Elle n’avait qu’une seule envie, d’en finir avec cette journée.

Mylène lui dit de la suivre pour aller voir le nouveau médecin. Elle la fit entrer avant de lui faire un clin d’œil dans un grand sourire.

Quand il releva la tête de son dossier médical, probablement le sien, et que leurs regards se croisèrent à nouveau, Lisbeth se senti rougir, trop fort, bien trop vite.

Le médecin fit comme s’il n’avait rien vu et fit sa consultation de manière très professionnelle. Il lui expliqua que les résultats étaient bons, qu’il fallait absolument rester optimiste, croire en la vie, croise au hasard.

Lisbeth écoutait à peine ses paroles, parti dans un ailleurs.

Quand il referma son dossier médical dans un bruit sec, elle sursauta avant de se lever.

«  Vous savez, lui dit-il, je n’ai pas le droit d’avoir des relations autres que professionnelles avec mes patientes. Je vous revois dans 15 jours et peut-être qu’ensuite je vous dirigerais vers un de mes confrères tout aussi compétents. J’ai envie simplement de vous revoir dans d’autres circonstances. Je vous donne mon numéro de téléphone si par hasard votre santé vous inquiétait, n’hésitez pas à m’appeler surtout. Qu’en pensez-vous ? »
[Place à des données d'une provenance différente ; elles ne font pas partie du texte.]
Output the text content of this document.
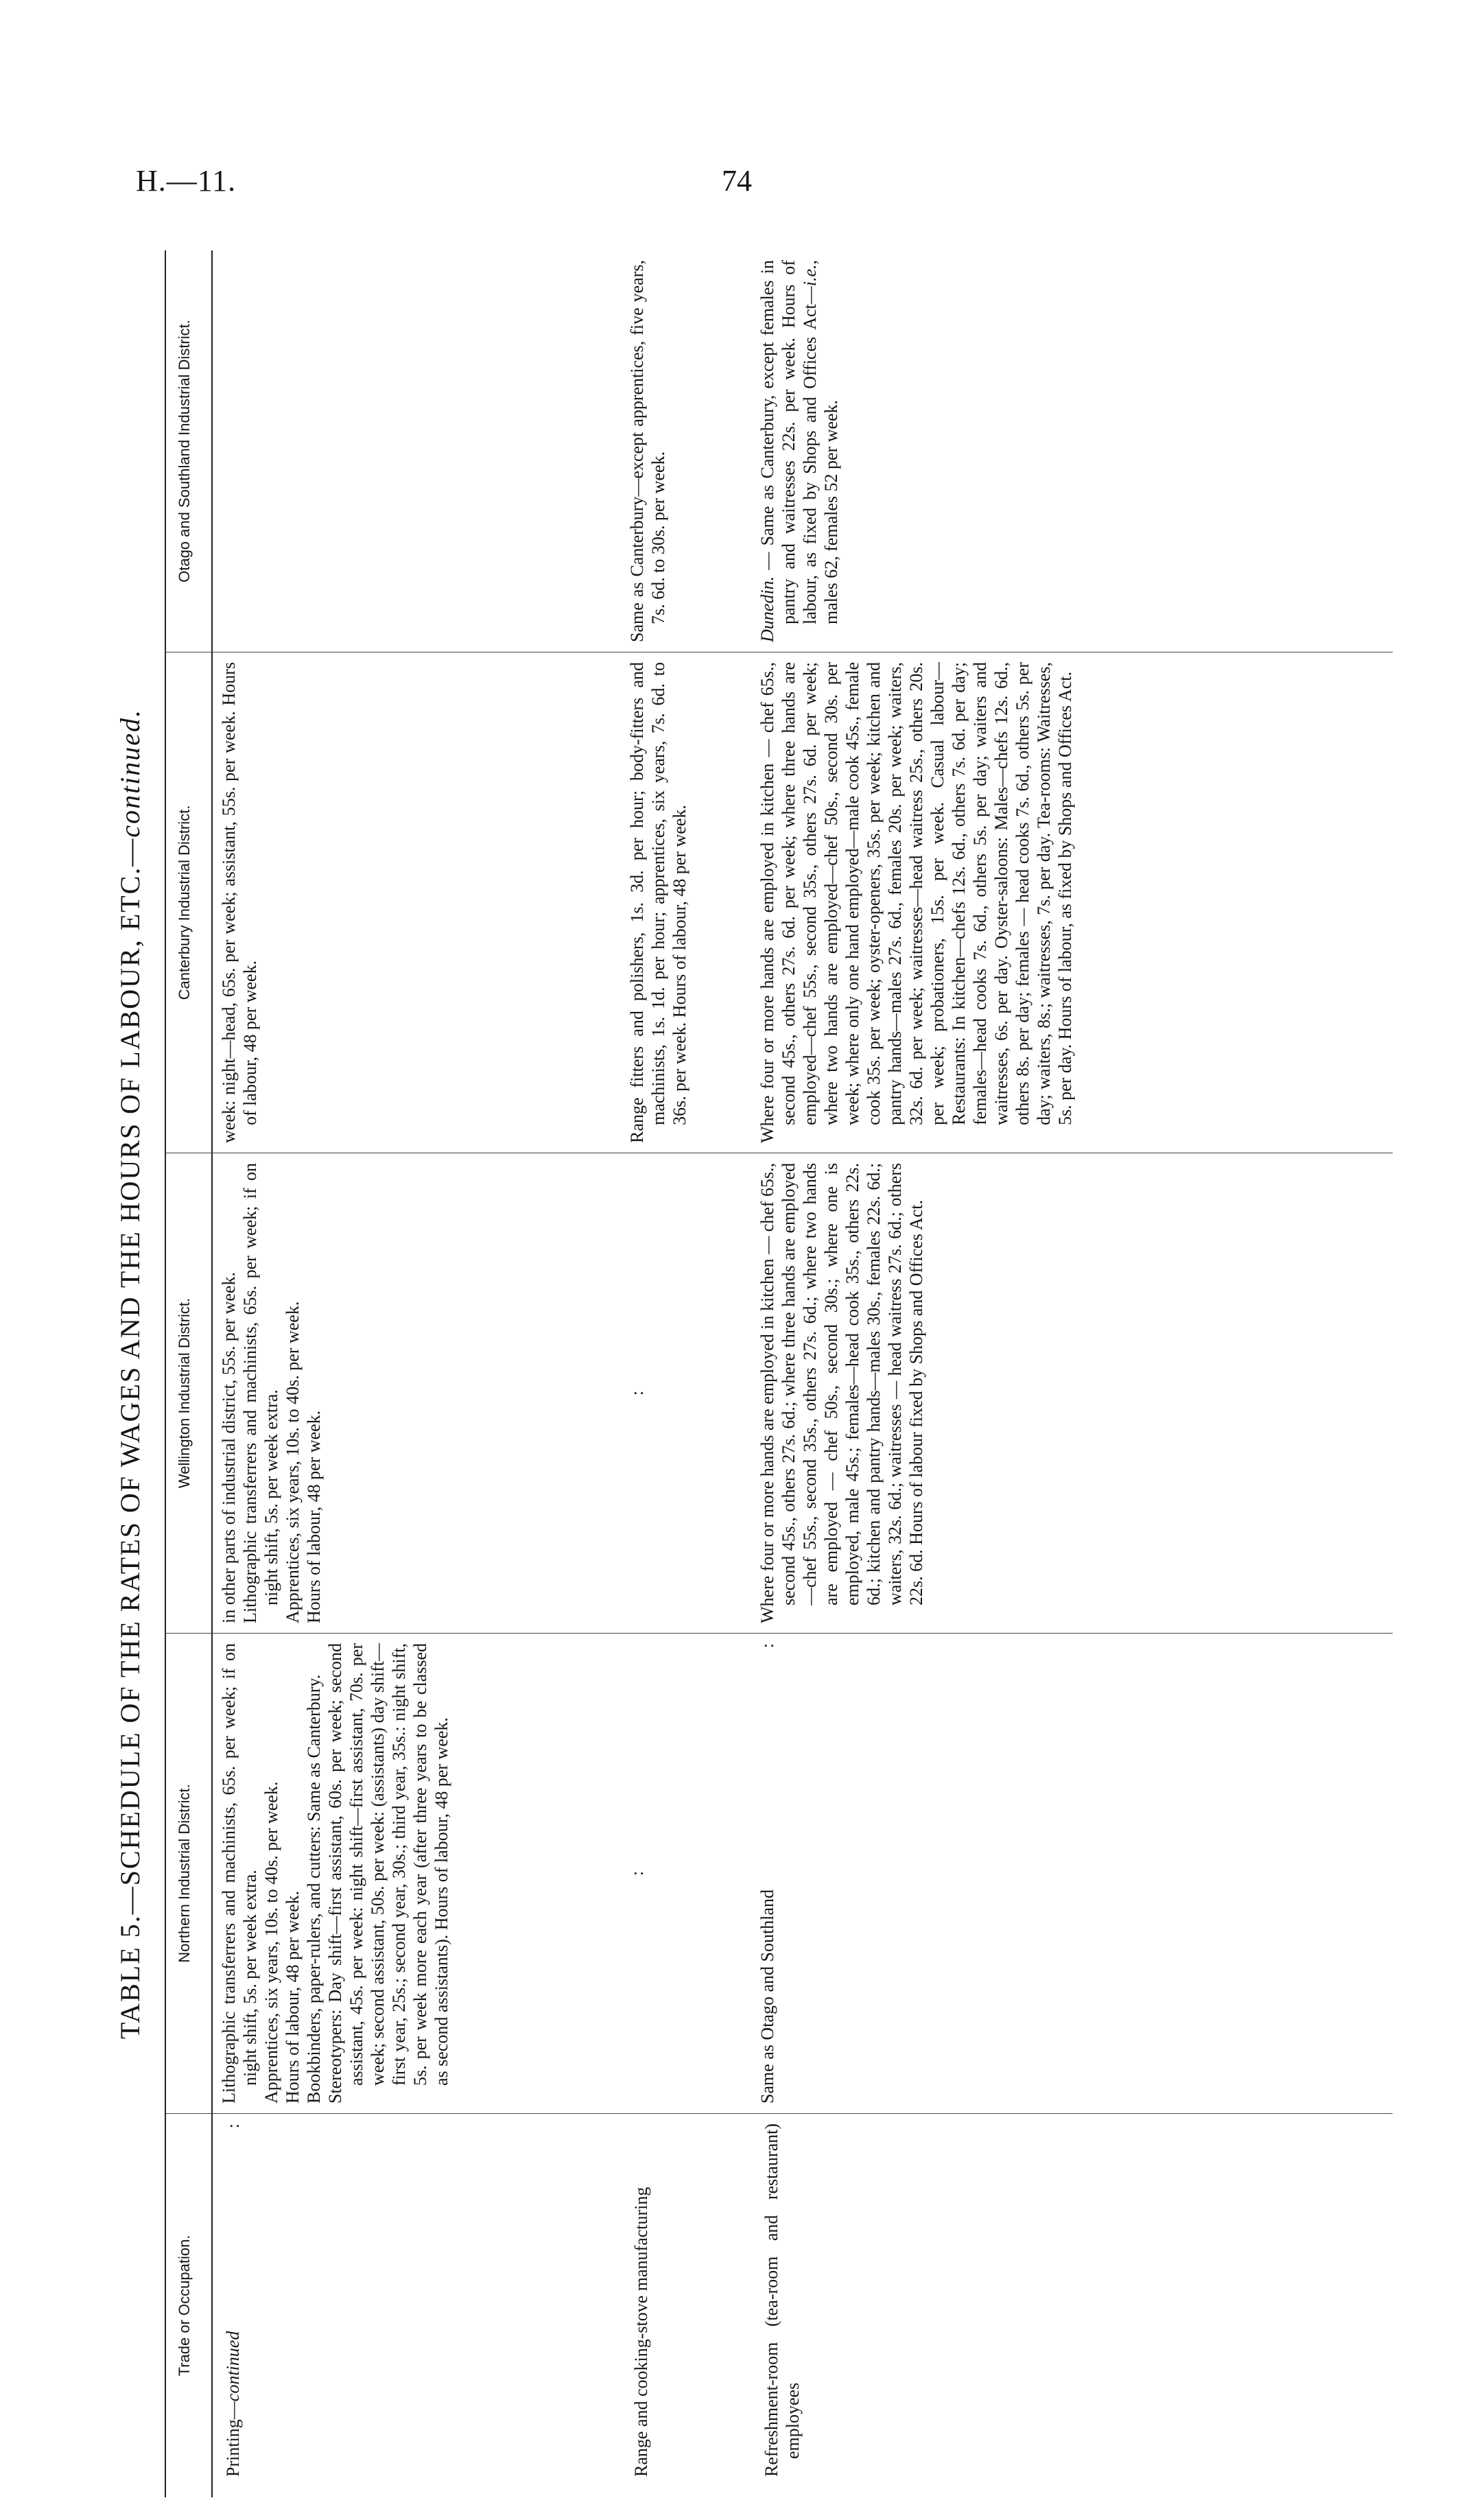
H.—11.	74
TABLE 5.—SCHEDULE OF THE RATES OF WAGES AND THE HOURS OF LABOUR, ETC.—continued.
Trade or Occupation.
Northern Industrial District.
Wellington Industrial District.
Canterbury Industrial District.
Otago and Southland Industrial District.
Printing—continued
:

Lithographic transferrers and machinists, 65s. per week; if on night shift, 5s. per week extra. Apprentices, six years, 10s. to 40s. per week. Hours of labour, 48 per week. Bookbinders, paper-rulers, and cutters: Same as Canterbury. Stereotypers: Day shift—first assistant, 60s. per week; second assistant, 45s. per week: night shift—first assistant, 70s. per week; second assistant, 50s. per week: (assistants) day shift—first year, 25s.; second year, 30s.; third year, 35s.: night shift, 5s. per week more each year (after three years to be classed as second assistants). Hours of labour, 48 per week.

in other parts of industrial district, 55s. per week. Lithographic transferrers and machinists, 65s. per week; if on night shift, 5s. per week extra. Apprentices, six years, 10s. to 40s. per week. Hours of labour, 48 per week.

week: night—head, 65s. per week; assistant, 55s. per week. Hours of labour, 48 per week.

Range and cooking-stove manufacturing

:
:

Range fitters and polishers, 1s. 3d. per hour; body-fitters and machinists, 1s. 1d. per hour; apprentices, six years, 7s. 6d. to 36s. per week. Hours of labour, 48 per week.

Same as Canterbury—except apprentices, five years, 7s. 6d. to 30s. per week.

Refreshment-room (tea-room and restaurant) employees

Same as Otago and Southland
:

Where four or more hands are employed in kitchen — chef 65s., second 45s., others 27s. 6d.; where three hands are employed—chef 55s., second 35s., others 27s. 6d.; where two hands are employed — chef 50s., second 30s.; where one is employed, male 45s.; females—head cook 35s., others 22s. 6d.; kitchen and pantry hands—males 30s., females 22s. 6d.; waiters, 32s. 6d.; waitresses — head waitress 27s. 6d.; others 22s. 6d. Hours of labour fixed by Shops and Offices Act.

Where four or more hands are employed in kitchen — chef 65s., second 45s., others 27s. 6d. per week; where three hands are employed—chef 55s., second 35s., others 27s. 6d. per week; where two hands are employed—chef 50s., second 30s. per week; where only one hand employed—male cook 45s., female cook 35s. per week; oyster-openers, 35s. per week; kitchen and pantry hands—males 27s. 6d., females 20s. per week; waiters, 32s. 6d. per week; waitresses—head waitress 25s., others 20s. per week; probationers, 15s. per week. Casual labour—Restaurants: In kitchen—chefs 12s. 6d., others 7s. 6d. per day; females—head cooks 7s. 6d., others 5s. per day; waiters and waitresses, 6s. per day. Oyster-saloons: Males—chefs 12s. 6d., others 8s. per day; females — head cooks 7s. 6d., others 5s. per day; waiters, 8s.; waitresses, 7s. per day. Tea-rooms: Waitresses, 5s. per day. Hours of labour, as fixed by Shops and Offices Act.

Dunedin. — Same as Canterbury, except females in pantry and waitresses 22s. per week. Hours of labour, as fixed by Shops and Offices Act—i.e., males 62, females 52 per week.
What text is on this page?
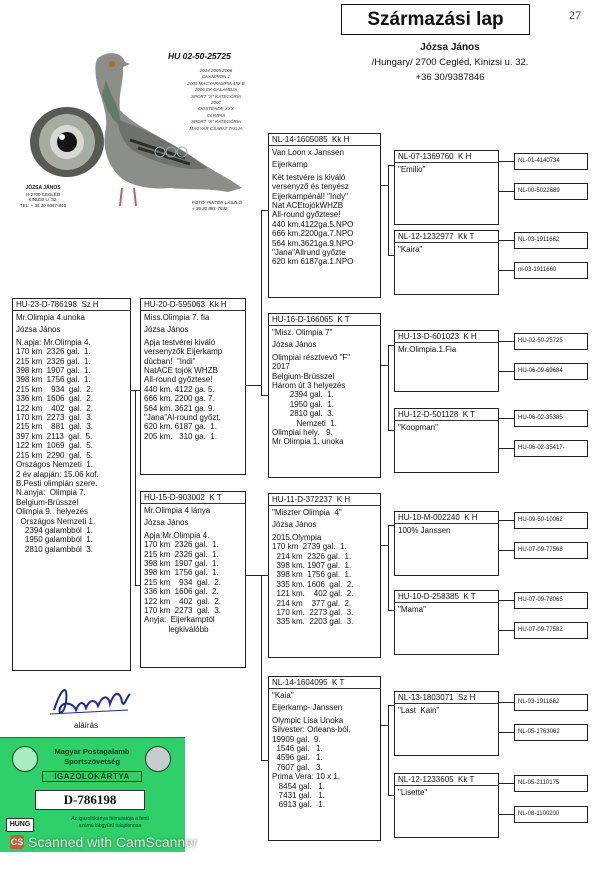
Származási lap	27
Józsa János
/Hungary/ 2700 Cegléd, Kinizsi u. 32.
+36 30/9387846
HU 02-50-25725
2014 2005 2006
CHAMPION 1
2005 MAGYARAMPIA 452 B
2006 EK GALAMBJA
SPORT "A" KATEGÓRIA
2007
OOSTENDE XXX
OLIMPIA
SPORT "A" KATEGÓRIA
MAGYAR CSAPAT TAGJA
JÓZSA JÁNOS
H-2700 CEGLÉD
KINIZSI U. 32.
TEL: + 36 30 9387-846	FOTÓ: PINTÉR LÁSZLÓ
+ 36 30 881-7542
HU-23-D-786198  Sz H
Mr.Olimpia 4.unoka

Józsa János

N.apja: Mr.Olimpia 4.
170 km  2326 gal.  1.
215 km  2326 gal.  1.
398 km  1907 gal.  1.
398 km  1756 gal.  1.
215 km    934  gal.  2.
336 km  1606  gal.  2.
122 km    402  gal.  2.
170 km  2273  gal.  3.
215 km    881  gal.  3.
397 km  2113  gal.  5.
122 km  1069  gal.  5.
215 km  2290  gal.  5.
Országos Nemzeti  1.
2 év alapján: 15.06 kof.
B.Pesti olimpián szere.
N.anyja:  Olimpia 7.
Belgium-Brüsszel
Olimpia 9.  helyezés
Országos Nemzeti 1.
2394 galambból  1.
1950 galambból  1.
2810 galambból  3.
HU-20-D-595063  Kk H
Miss.Olimpia 7. fia

Józsa János

Apja testvérei kiváló
versenyzők Eijerkamp
dúcban!  "Indi"
NatACE tojók WHZB
All-round győztese!
440 km. 4122 ga. 5.
666 km. 2200 ga. 7.
564 km. 3621 ga. 9.
"Jana"Al-round győzt.
620 km. 6187 ga.  1.
205 km.   310 ga.  1.
HU-15-D-903002  K T
Mr.Olimpia 4 lánya

Józsa János

Apja:Mr.Olimpia 4.
170 km  2326 gal.  1.
215 km  2326 gal.  1.
398 km  1907 gal.  1.
398 km  1756 gal.  1.
215 km    934  gal.  2.
336 km  1606 gal.  2.
122 km    402  gal.  2.
170 km  2273  gal.  3.
Anyja:  Eijerkamptól
legkiválóbb
NL-14-1605085  Kk H
Van Loon x Janssen

Eijerkamp

Két testvére is kiváló
versenyző és tenyész
Eijerkampénál! "Indy"
Nat ACEtojókWHZB
All-round győztese!
440 km.4122ga.5.NPO
666 km.2200ga.7.NPO
564 km.3621ga.9.NPO
"Jana"Allrund győzte
620 km 6187ga.1.NPO
HU-16-D-166065  K T
"Misz. Olimpia 7"

Józsa János

Olimpiai résztvevő "F"
2017
Belgium-Brüsszel
Három út 3 helyezés
2394 gal.  1.
1950 gal.  1.
2810 gal.  3.
Nemzeti  1.
Olimpiai hely.   9.
Mr Olimpia 1. unoka
HU-11-D-372237  K H
"Miszter Olimpia  4"

Józsa János

2015.Olympia
170 km  2739 gal.  1.
214 km  2326 gal.  1.
398 km. 1907 gal.  1.
398 km  1756 gal.  1.
335 km. 1606  gal.  2.
121 km.    402 gal.  2.
214 km    377 gal.  2.
170 km.  2273 gal.  3.
335 km.  2203 gal.  3.
NL-14-1604095  K T
"Kaia"

Eijerkamp- Janssen

Olympic Lisa Unoka
Silvester: Orleans-ból,
19909 gal.  9.
1546 gal.   1.
4596 gal.   1.
7607 gal.   3.
Prima Vera: 10 x 1.
8454 gal.   1.
7431 gal.   1.
6913 gal.   1.
NL-07-1369760  K H
"Emilio"
NL-12-1232977  Kk T
"Kaira"
HU-13-D-601023  K H
Mr.Olimpia.1.Fia
HU-12-D-501128  K T
"Koopman"
HU-10-M-002240  K H
100% Janssen
HU-10-D-258385  K T
"Mama"
NL-13-1803071  Sz H
"Last  Kain"
NL-12-1233605  Kk T
"Lisette"
NL-01-4140734
NL-00-5022689
NL-03-1911662
nl-03-1911660
HU-02-50-25725
HU-06-09-69684
HU-06-02-35385
HU-06-02-35417-
HU-09-50-10062
HU-07-09-77568
HU-07-09-78065
HU-07-09-77582
NL-03-1911662
NL-05-1763062
NL-05-2110175
NL-08-1100200
aláírás
Magyar Postagalamb Sportszövetség
IGAZOLÓKÁRTYA
D-786198
HUNG
Az igazolókártya felmutatója a fenti számú lábgyűrű tulajdonosa
CS Scanned with CamScanner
Lisbeth resta muette en faisant un oui de la tête.

Elle ne comprenait pas comment un bel homme comme lui pouvait soudain s’intéresser à une femme atteinte d’un cancer. Elle qui se trouvait particulièrement moche et triste en ce moment.

Ce qu’elle ne pouvait pas savoir c’est que Mathieu, et oui c’était son nom, avait eu lui aussi sa part de tristesse dans ce monde, qu’il avait vu au fond des yeux de Lisbeth ce petit quelque chose qui l’avait fait craqué. Il avait décidé vite et bien sachant la vie fragile et courte.

C’est dans un doux apaisement que Lisbeth embrassa sa fille avant de rentrer chez elle, le visage éclairé d’une nouvelle lumière intérieure.

C’est dans le même apaisement que Mathieu continua ses visites à soutenir ses patients. Lui savait ce que Lisbeth ne savait pas encore.

Qu’une nouvelle vie à trois se profilait sur la route de leur avenir.